Today marks the 116th anniversary of the day two brothers from Ohio, Orville and Wilbur Wright, achieved the first powered flight. It lasted just 12 seconds, but spawned a technological revolution that would change the world. They deserve their prominent position in the history of human ingenuity. And yet, from a business perspective, the Wright brothers were miserable failures.
In theory, they should have had it made. They had the competitive advantage of being the first and only people in the world with a working aircraft, and they were the only ones who knew how to fly it. They had all the technology patents they needed. And, once the world realized what they had achieved, they had businessmen, governments and the military almost literally throwing money at them. And yet their business failed. Spectacularly. So, what happened?
In short, they played not to lose, rather than to win.
So paranoid were they about people stealing their ideas, despite owning the patents, they shied away from media coverage and didn’t fly their invention for three years in case someone watching worked out how to copy their technology. Requests for demonstrations from potential buyers were refused. They declined to take part in the aviation competitions that began springing up all around the world. They believed that as long as they protected their secrets, their advantage was safe.
Unfortunately for them, aviation pioneers all over the world were already building their own aircraft and improving them all the time.

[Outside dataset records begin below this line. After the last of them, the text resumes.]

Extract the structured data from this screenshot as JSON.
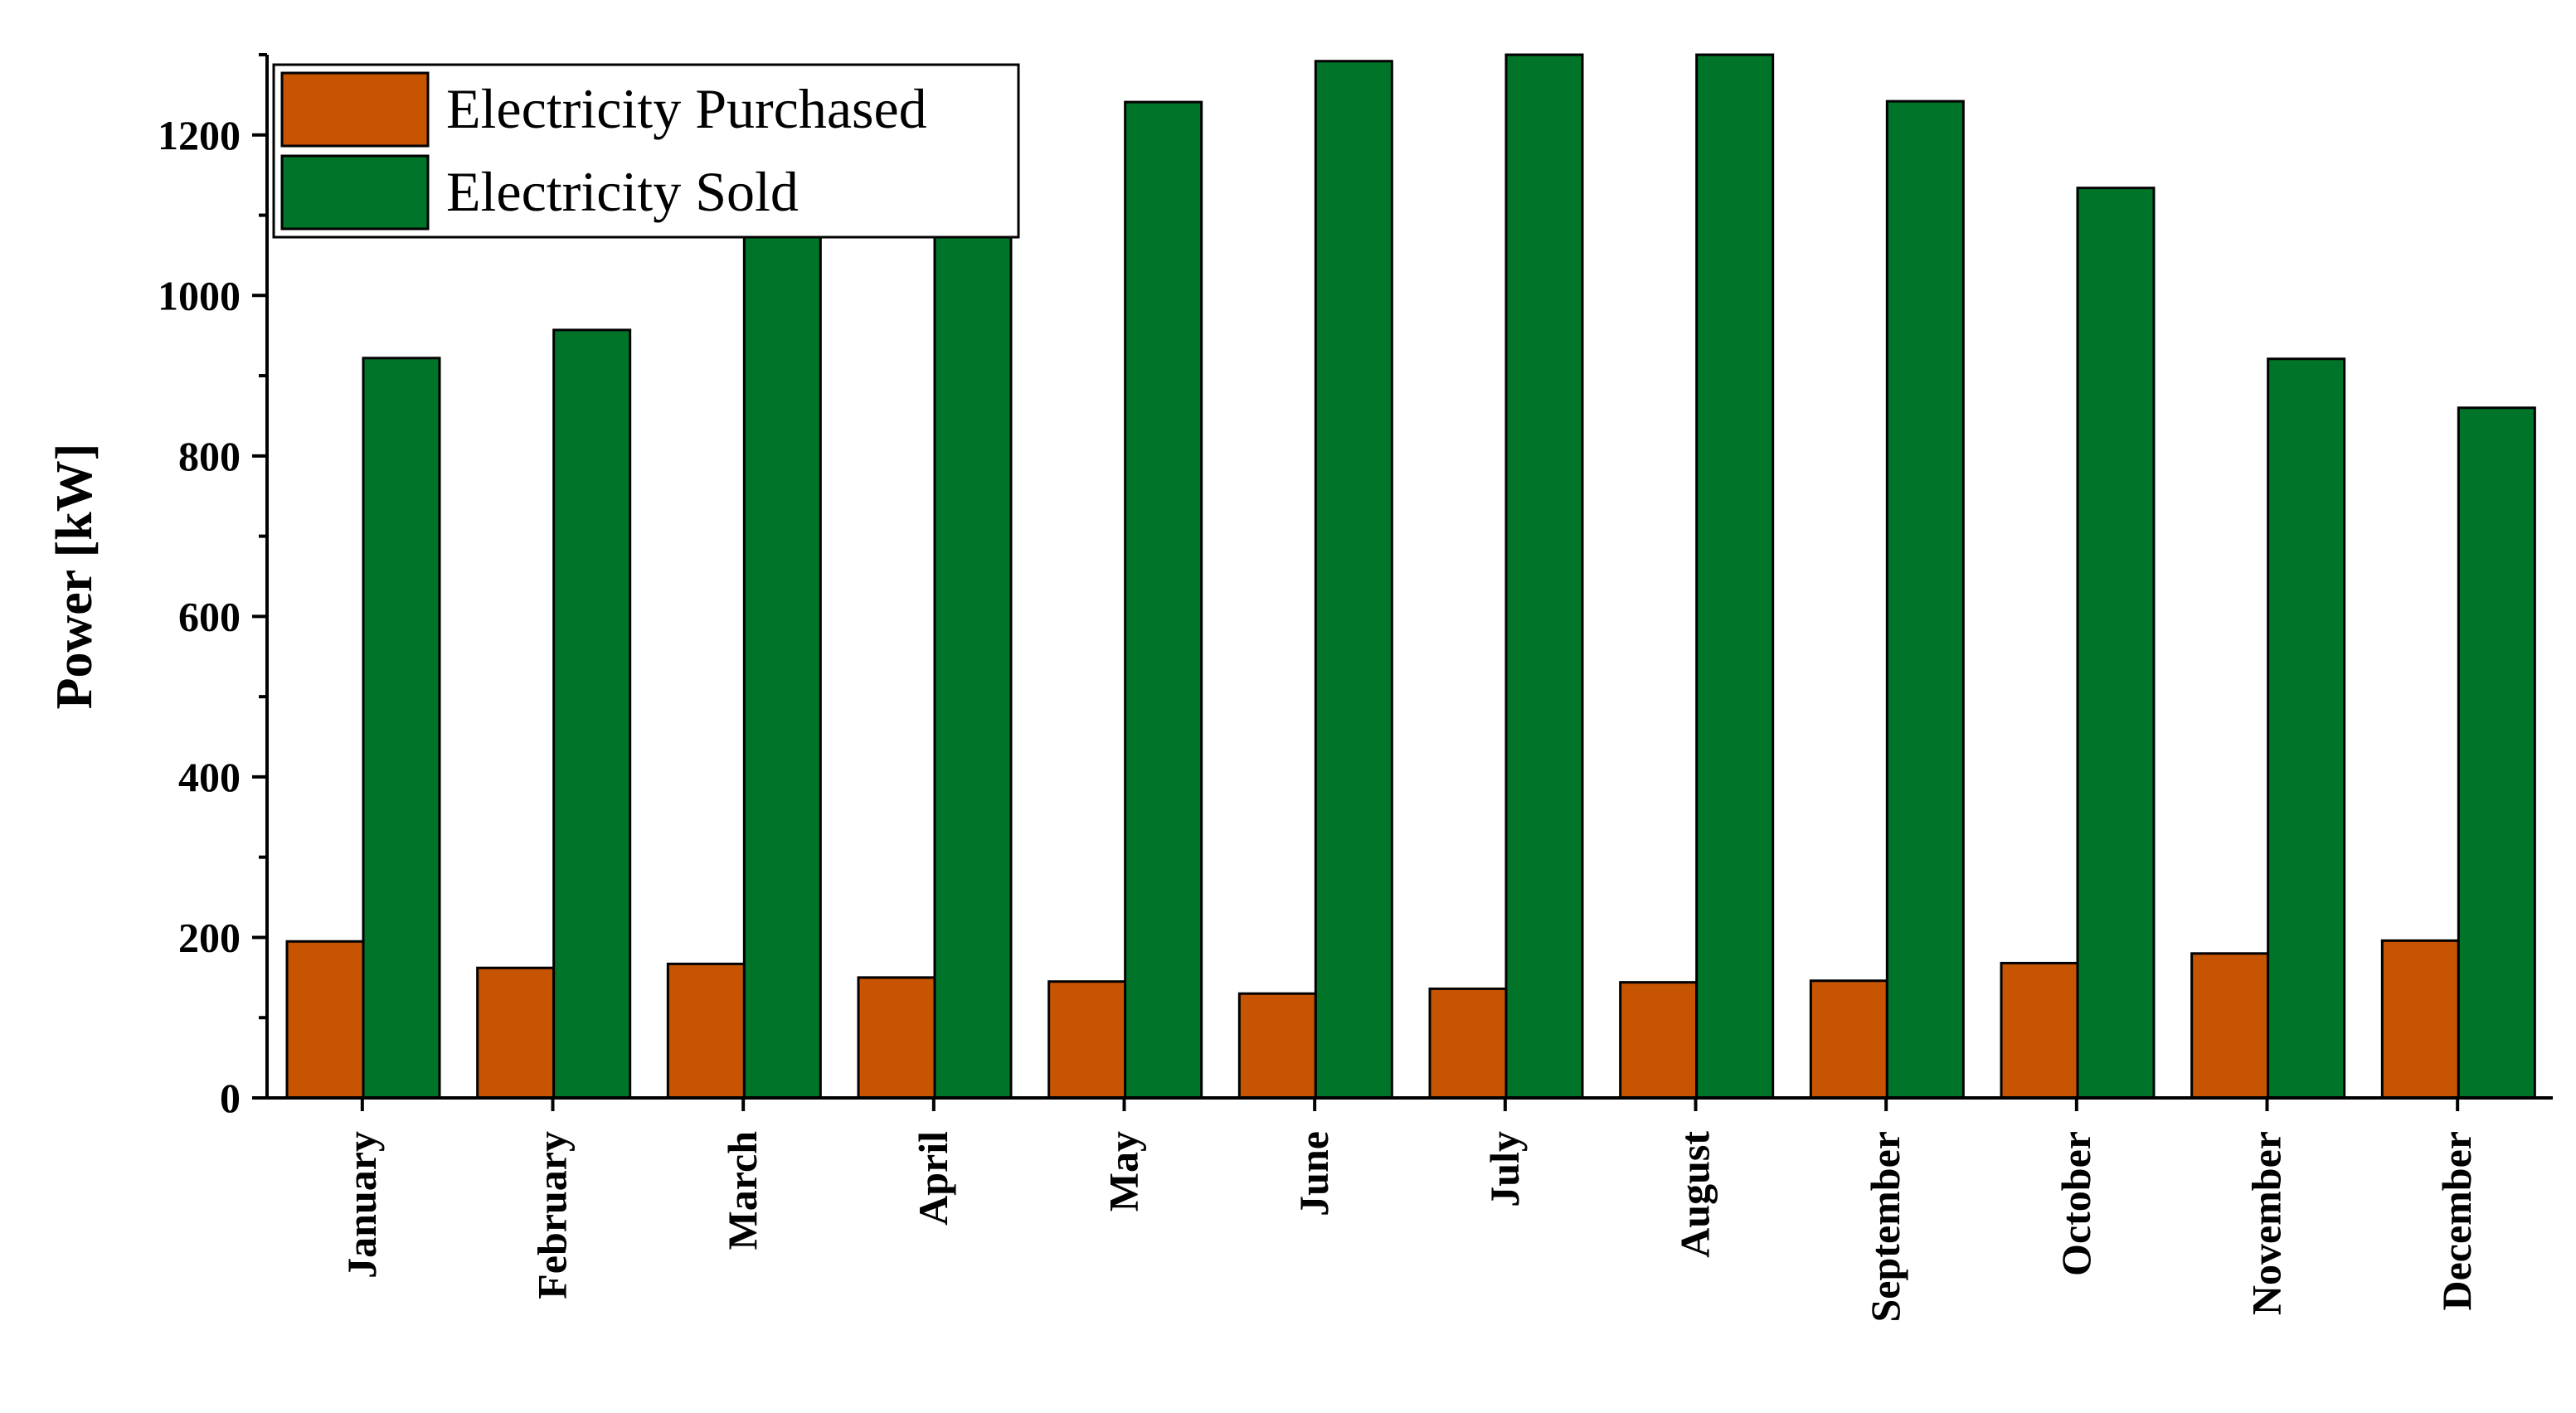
{
  "chart_data": {
    "type": "bar",
    "title": "",
    "xlabel": "",
    "ylabel": "Power [kW]",
    "ylim": [
      0,
      1300
    ],
    "yticks": [
      0,
      200,
      400,
      600,
      800,
      1000,
      1200
    ],
    "grid": false,
    "legend_position": "top-left",
    "categories": [
      "January",
      "February",
      "March",
      "April",
      "May",
      "June",
      "July",
      "August",
      "September",
      "October",
      "November",
      "December"
    ],
    "series": [
      {
        "name": "Electricity Purchased",
        "color": "#c65400",
        "values": [
          195,
          162,
          167,
          150,
          145,
          130,
          136,
          144,
          146,
          168,
          180,
          196
        ]
      },
      {
        "name": "Electricity Sold",
        "color": "#00752a",
        "values": [
          922,
          957,
          1080,
          1080,
          1241,
          1292,
          1300,
          1300,
          1242,
          1134,
          921,
          860
        ]
      }
    ]
  }
}
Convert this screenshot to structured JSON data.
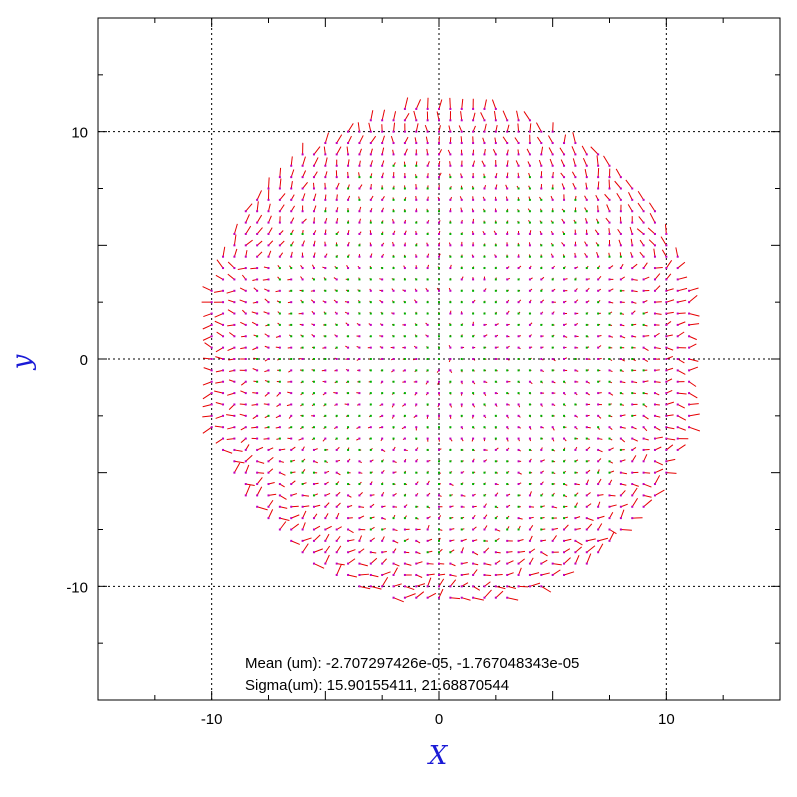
{
  "chart_data": {
    "type": "vector-field",
    "xlabel": "X",
    "ylabel": "y",
    "xlim": [
      -15,
      15
    ],
    "ylim": [
      -15,
      15
    ],
    "x_ticks": [
      -10,
      0,
      10
    ],
    "y_ticks": [
      -10,
      0,
      10
    ],
    "x_tick_labels": [
      "-10",
      "0",
      "10"
    ],
    "y_tick_labels": [
      "-10",
      "0",
      "10"
    ],
    "grid": true,
    "grid_style": "dotted",
    "field": {
      "center": [
        0.5,
        0.2
      ],
      "radius": 11.0,
      "grid_step": 0.5,
      "description_series": [
        {
          "name": "vectors",
          "color": "#e60000"
        },
        {
          "name": "points",
          "color": "#c000c0"
        },
        {
          "name": "low-residual points",
          "color": "#00b000"
        }
      ]
    },
    "annotations": {
      "mean_text": "Mean (um): -2.707297426e-05, -1.767048343e-05",
      "sigma_text": "Sigma(um): 15.90155411, 21.68870544"
    },
    "colors": {
      "axis_title": "#1a1ad6",
      "vector": "#e60000",
      "point": "#c000c0",
      "point_low": "#00b000"
    }
  }
}
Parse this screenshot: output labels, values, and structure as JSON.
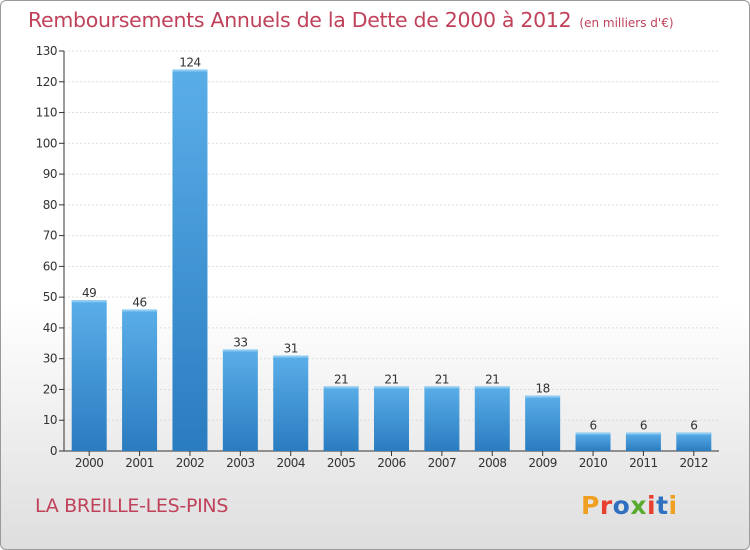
{
  "header": {
    "title": "Remboursements Annuels de la Dette de 2000 à 2012",
    "subtitle": "(en milliers d'€)"
  },
  "footer": {
    "commune": "LA BREILLE-LES-PINS",
    "logo_text": "Proxiti",
    "logo_colors": [
      "#f0a020",
      "#e84030",
      "#3070c0",
      "#5aaa30",
      "#e84030",
      "#3070c0",
      "#f0a020"
    ]
  },
  "colors": {
    "bar_light": "#5aaee8",
    "bar_dark": "#2a7cc0",
    "text": "#c0415a",
    "axis": "#333333",
    "grid": "#dddddd"
  },
  "chart_data": {
    "type": "bar",
    "categories": [
      "2000",
      "2001",
      "2002",
      "2003",
      "2004",
      "2005",
      "2006",
      "2007",
      "2008",
      "2009",
      "2010",
      "2011",
      "2012"
    ],
    "values": [
      49,
      46,
      124,
      33,
      31,
      21,
      21,
      21,
      21,
      18,
      6,
      6,
      6
    ],
    "ylim": [
      0,
      130
    ],
    "yticks": [
      0,
      10,
      20,
      30,
      40,
      50,
      60,
      70,
      80,
      90,
      100,
      110,
      120,
      130
    ],
    "grid": true,
    "data_labels": true
  }
}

And one succeeded above all the others – Glenn Curtiss. On July 4th 1908, he piloted his aircraft, named the June Bug, over 1km and won the Scientific American Trophy and becoming famous overnight. Soon, he was building planes that were far superior to anything the Wrights had developed.
How did the Wright brothers react? Law suits. Lots of them.
Instead of spending their time innovating to build on their leadership position, or even just perfecting their existing technology to make it more commercially attractive, they tried to sue their competitors into submission. Their few commercial successes were soon buried under the weight of legal process and high profile fatal accidents involving their second and third generation planes. They never regained their momentum. Eventually, after Wilbur had died from Typhoid, Orville sold what was left of the business and in time it became part of the one created by Curtiss, who had continued to innovate and improve his aircraft while the Wrights argued about patents in court. This is why from a commercial perspective, the Wright name is a footnote in the history of aviation, rather than the leviathon it could easily have become.
The moral of the story?
The mythical advantage of being first to market, brilliant, unique and patented intellectual property, and an avalanche of demand – all of them can be completely undermined if they are not leveraged for long-term commercial success with constant improvement, an agile business strategy and a positive, open approach to the market.
Ideas are not the lifeblood of successful innovation. Execution is.